Majority opinion at 437. According to Binder, extra-judicial statements are protected by a qualified immunity when the statements refer directly to court proceedings. The court in Binder held that there was no defamation when a newspaper used vivid words to characterize the judicial proceedings it was reporting because the words were not unfair or inaccurate. Binder, supra.
The statements to the media made by Marion and Harvey do not rise to the level of those discussed by the Court in Binder as privileged extra-judicial statements. Marion called a news conference and repeated Cohen’s allegations contained in her disallowed private offer of proof in the recusal hearing of Judge Snyder. A voluntary act of disseminating information which has been barred from court *444proceedings cannot afford the basis for a consideration of conditional immunity.
Harvey’s statement to the press, characterizing Pelagatti’s behavior in sending out ex parte subpoenas as “an abuse of process” and “exactly the conduct which was described” in Cohen’s offer of proof, as well as “improper ... and possibly illegal” also did not come from the record of court proceedings.
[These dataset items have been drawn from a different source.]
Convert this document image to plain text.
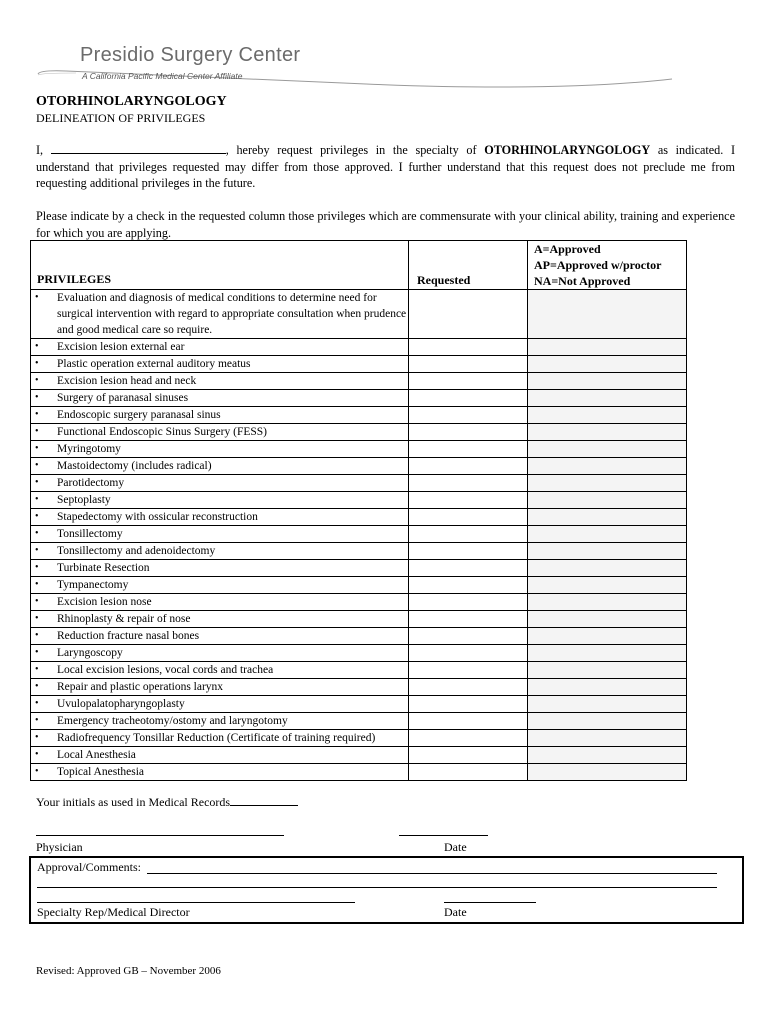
Presidio Surgery Center
A California Pacific Medical Center Affiliate
OTORHINOLARYNGOLOGY
DELINEATION OF PRIVILEGES
I,	, hereby request privileges in the specialty of OTORHINOLARYNGOLOGY as indicated. I understand that privileges requested may differ from those approved. I further understand that this request does not preclude me from requesting additional privileges in the future.
Please indicate by a check in the requested column those privileges which are commensurate with your clinical ability, training and experience for which you are applying.
PRIVILEGES	Requested	A=Approved
AP=Approved w/proctor
NA=Not Approved

• Evaluation and diagnosis of medical conditions to determine need for surgical intervention with regard to appropriate consultation when prudence and good medical care so require.		

• Excision lesion external ear		

• Plastic operation external auditory meatus		

• Excision lesion head and neck		

• Surgery of paranasal sinuses		

• Endoscopic surgery paranasal sinus		

• Functional Endoscopic Sinus Surgery (FESS)		

• Myringotomy		

• Mastoidectomy (includes radical)		

• Parotidectomy		

• Septoplasty		

• Stapedectomy with ossicular reconstruction		

• Tonsillectomy		

• Tonsillectomy and adenoidectomy		

• Turbinate Resection		

• Tympanectomy		

• Excision lesion nose		

• Rhinoplasty & repair of nose		

• Reduction fracture nasal bones		

• Laryngoscopy		

• Local excision lesions, vocal cords and trachea		

• Repair and plastic operations larynx		

• Uvulopalatopharyngoplasty		

• Emergency tracheotomy/ostomy and laryngotomy		

• Radiofrequency Tonsillar Reduction (Certificate of training required)		

• Local Anesthesia		

• Topical Anesthesia		

Your initials as used in Medical Records
Physician	Date
Approval/Comments:
Specialty Rep/Medical Director	Date
Revised: Approved GB – November 2006
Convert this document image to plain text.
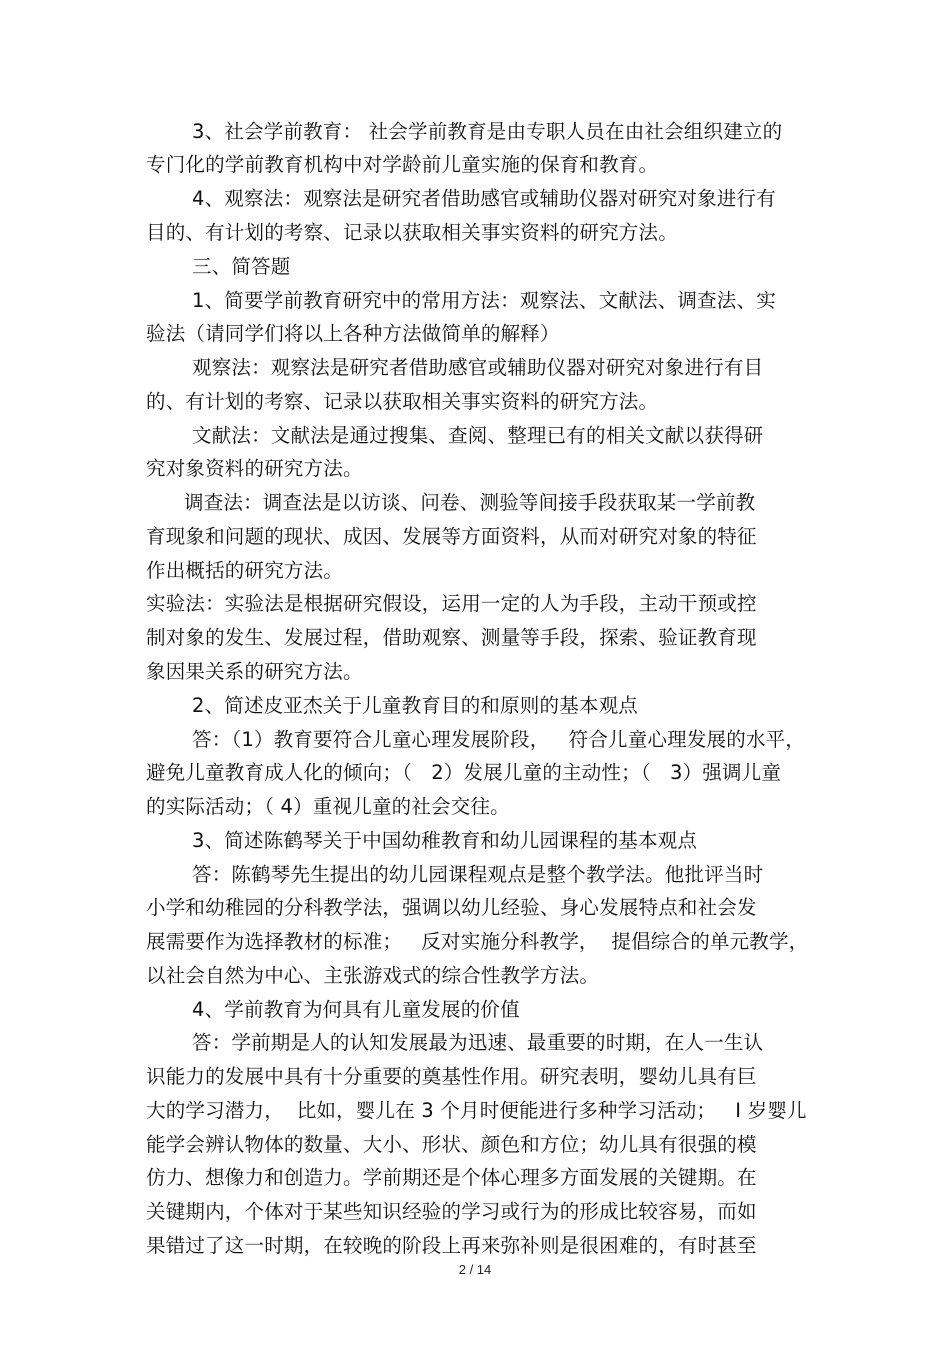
3、社会学前教育： 社会学前教育是由专职人员在由社会组织建立的
专门化的学前教育机构中对学龄前儿童实施的保育和教育。
4、观察法：观察法是研究者借助感官或辅助仪器对研究对象进行有
目的、有计划的考察、记录以获取相关事实资料的研究方法。
三、简答题
1、简要学前教育研究中的常用方法：观察法、文献法、调查法、实
验法（请同学们将以上各种方法做简单的解释）
观察法：观察法是研究者借助感官或辅助仪器对研究对象进行有目
的、有计划的考察、记录以获取相关事实资料的研究方法。
文献法：文献法是通过搜集、查阅、整理已有的相关文献以获得研
究对象资料的研究方法。
调查法：调查法是以访谈、问卷、测验等间接手段获取某一学前教
育现象和问题的现状、成因、发展等方面资料，从而对研究对象的特征
作出概括的研究方法。
实验法：实验法是根据研究假设，运用一定的人为手段，主动干预或控
制对象的发生、发展过程，借助观察、测量等手段，探索、验证教育现
象因果关系的研究方法。
2、简述皮亚杰关于儿童教育目的和原则的基本观点
答：（1）教育要符合儿童心理发展阶段，   符合儿童心理发展的水平，
避免儿童教育成人化的倾向；（   2）发展儿童的主动性；（   3）强调儿童
的实际活动；（ 4）重视儿童的社会交往。
3、简述陈鹤琴关于中国幼稚教育和幼儿园课程的基本观点
答：陈鹤琴先生提出的幼儿园课程观点是整个教学法。他批评当时
小学和幼稚园的分科教学法，强调以幼儿经验、身心发展特点和社会发
展需要作为选择教材的标准；   反对实施分科教学，  提倡综合的单元教学，
以社会自然为中心、主张游戏式的综合性教学方法。
4、学前教育为何具有儿童发展的价值
答：学前期是人的认知发展最为迅速、最重要的时期，在人一生认
识能力的发展中具有十分重要的奠基性作用。研究表明，婴幼儿具有巨
大的学习潜力，  比如，婴儿在 3 个月时便能进行多种学习活动；   I 岁婴儿
能学会辨认物体的数量、大小、形状、颜色和方位；幼儿具有很强的模
仿力、想像力和创造力。学前期还是个体心理多方面发展的关键期。在
关键期内，个体对于某些知识经验的学习或行为的形成比较容易，而如
果错过了这一时期，在较晚的阶段上再来弥补则是很困难的，有时甚至
2 / 14
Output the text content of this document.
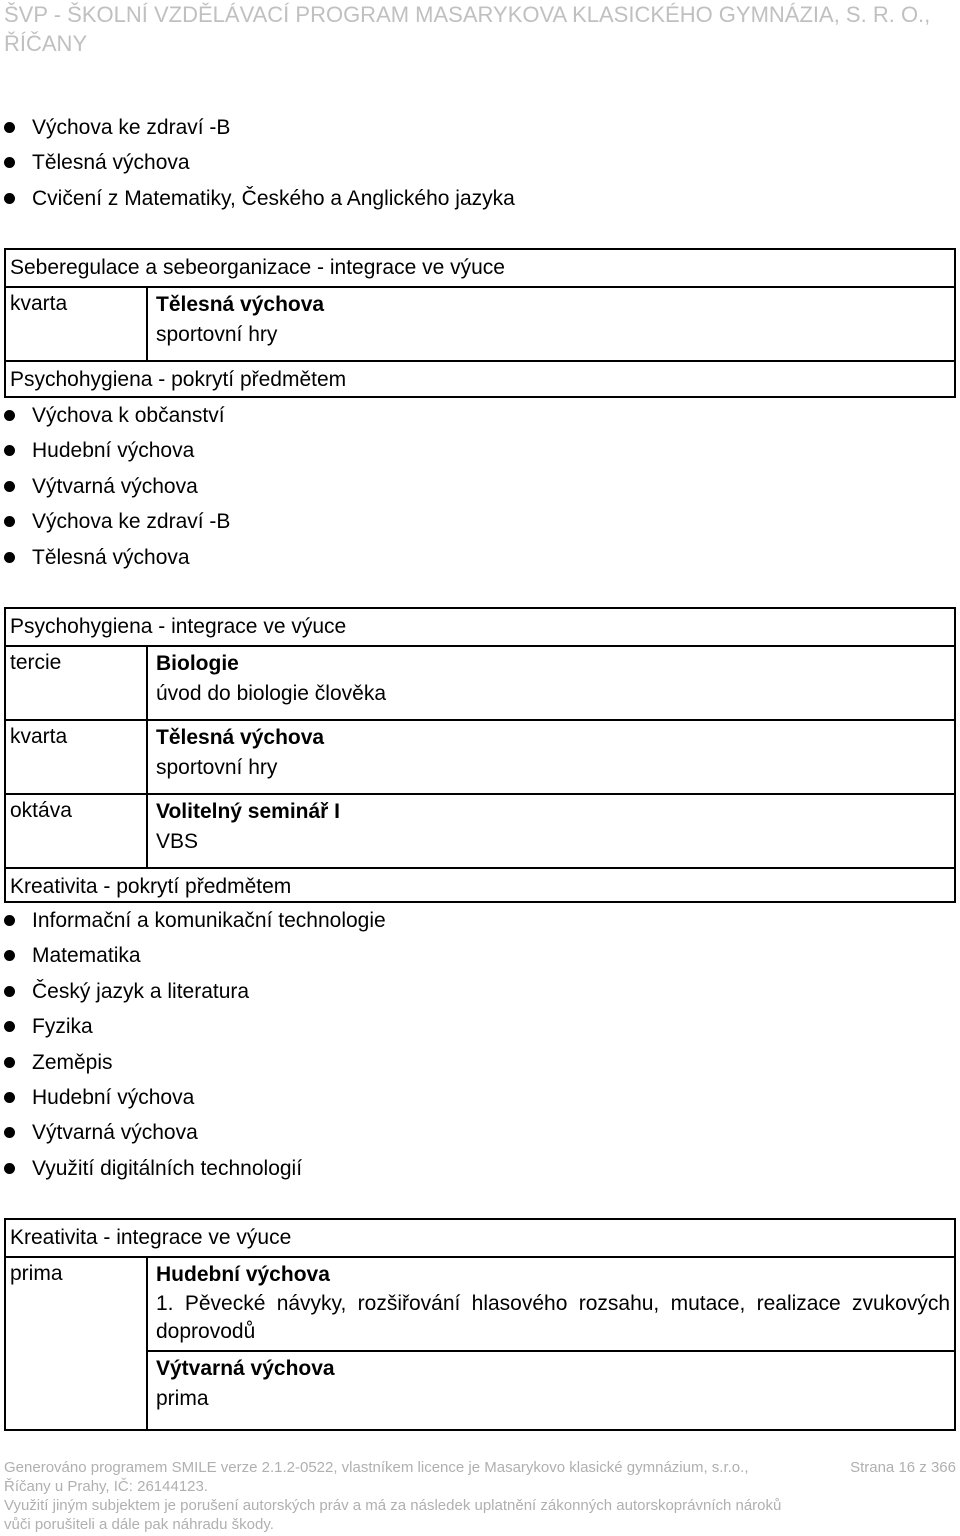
ŠVP - ŠKOLNÍ VZDĚLÁVACÍ PROGRAM MASARYKOVA KLASICKÉHO GYMNÁZIA, S. R. O., ŘÍČANY
Výchova ke zdraví -B
Tělesná výchova
Cvičení z Matematiky, Českého a Anglického jazyka
Seberegulace a sebeorganizace - integrace ve výuce
kvarta	Tělesná výchova
sportovní hry
Psychohygiena - pokrytí předmětem
Výchova k občanství
Hudební výchova
Výtvarná výchova
Výchova ke zdraví -B
Tělesná výchova
Psychohygiena - integrace ve výuce
tercie	Biologie
úvod do biologie člověka
kvarta	Tělesná výchova
sportovní hry
oktáva	Volitelný seminář I
VBS
Kreativita - pokrytí předmětem
Informační a komunikační technologie
Matematika
Český jazyk a literatura
Fyzika
Zeměpis
Hudební výchova
Výtvarná výchova
Využití digitálních technologií
Kreativita - integrace ve výuce
prima	Hudební výchova
1. Pěvecké návyky, rozšiřování hlasového rozsahu, mutace, realizace zvukových doprovodů
Výtvarná výchova
prima
Generováno programem SMILE verze 2.1.2-0522, vlastníkem licence je Masarykovo klasické gymnázium, s.r.o., Říčany u Prahy, IČ: 26144123.
Strana 16 z 366
Využití jiným subjektem je porušení autorských práv a má za následek uplatnění zákonných autorskoprávních nároků vůči porušiteli a dále pak náhradu škody.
Majority opinion at 439. This statement must be analyzed for defamatory content in the same manner as any out of court statement.
I have carefully reviewed the facts of this case and find that they provide no basis for the extension of a qualified privilege. I am concerned that the Court appears to be analyzing the activities of attorneys, who make out of court statements not directly associated with court proceedings, at a different level than similar statements made by non-attorneys.
I would find that the relevant statements made by Marion and Harvey were not privileged. Analyzed for defamatory content on this basis, those statements support a possible jury finding of defamation per se. Walder v. Lobel, 339 Pa.Super. 203, 213, 488 A.2d 622, 627 (1985). I therefore join the Court’s decision to reverse the dismissal of Counts IX through XII.